Agnieszka Brugger agnieszka-brugger.de

Presse

Große Sorge um die Entwicklung in der Sahelzone: Mali-Mandate werfen kritische Fragen auf

Zu den heute im Kabinett vorgelegten Mandaten EUTM Mali und MINUSMA Mali erklärt Agnieszka Brugger, Stellvertretende Fraktionsvorsitzende und Mitglied im Verteidigungsausschuss:

Leider verschlechtert sich die Sicherheitslage in Mali und der Sahelregion, der Friedensprozess wird weiter verschleppt und die Bilanz der internationalen Missionen ist durchwachsen. Wir haben als Grüne beiden Einsätzen in der Vergangenheit zugestimmt, weil es grundsätzlich richtig ist, dass die Vereinten Nationen und die Europäische Union den Friedensprozess, die politischen Reformen und den Aufbau der Sicherheitskräfte in Mali unterstützen.

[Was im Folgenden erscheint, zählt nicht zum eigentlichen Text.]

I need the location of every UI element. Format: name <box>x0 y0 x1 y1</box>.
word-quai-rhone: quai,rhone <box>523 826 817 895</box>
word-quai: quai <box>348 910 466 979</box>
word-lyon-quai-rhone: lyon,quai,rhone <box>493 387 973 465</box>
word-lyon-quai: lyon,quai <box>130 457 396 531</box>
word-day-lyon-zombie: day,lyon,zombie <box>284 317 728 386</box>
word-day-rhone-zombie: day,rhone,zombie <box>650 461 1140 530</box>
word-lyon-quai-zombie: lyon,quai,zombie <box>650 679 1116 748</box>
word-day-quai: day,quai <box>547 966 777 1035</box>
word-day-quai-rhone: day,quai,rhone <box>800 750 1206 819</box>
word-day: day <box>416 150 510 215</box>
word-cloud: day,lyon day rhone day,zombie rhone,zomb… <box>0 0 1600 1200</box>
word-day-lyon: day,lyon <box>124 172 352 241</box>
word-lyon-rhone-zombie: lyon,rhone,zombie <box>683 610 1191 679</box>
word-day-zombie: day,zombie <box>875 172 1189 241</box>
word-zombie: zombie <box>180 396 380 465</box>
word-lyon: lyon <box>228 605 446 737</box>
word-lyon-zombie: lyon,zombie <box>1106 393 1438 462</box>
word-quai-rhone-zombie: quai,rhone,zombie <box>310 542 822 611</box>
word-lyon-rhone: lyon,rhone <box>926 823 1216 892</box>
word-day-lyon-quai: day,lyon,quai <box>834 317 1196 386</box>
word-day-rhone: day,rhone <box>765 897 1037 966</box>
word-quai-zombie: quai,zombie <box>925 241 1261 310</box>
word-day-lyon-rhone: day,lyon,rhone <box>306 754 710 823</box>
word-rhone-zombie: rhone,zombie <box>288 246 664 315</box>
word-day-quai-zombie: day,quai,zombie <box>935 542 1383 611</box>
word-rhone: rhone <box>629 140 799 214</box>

Ohne die Unterstützung der internationalen Gemeinschaft werden die Menschen in der Sahelzone besonders hart unter den Problemen im Sicherheitsbereich, Verteilungskonflikten und den Folgen der Klimakrise leiden und es droht eine große Destabilisierung der Region. Aber wir w erden der Bundesregierung mit Blick auf die Mandate eine einige sehr kritische Fragen stellen müssen. Gerade mit Blick auf das europäische Ausbildungsmandat kommt es zu größeren Veränderungen, die mit Risiken verbunden sind. Es besteht die Gefahr, dass die Missionen auf eine problematische Rutschbahn geraten könnten.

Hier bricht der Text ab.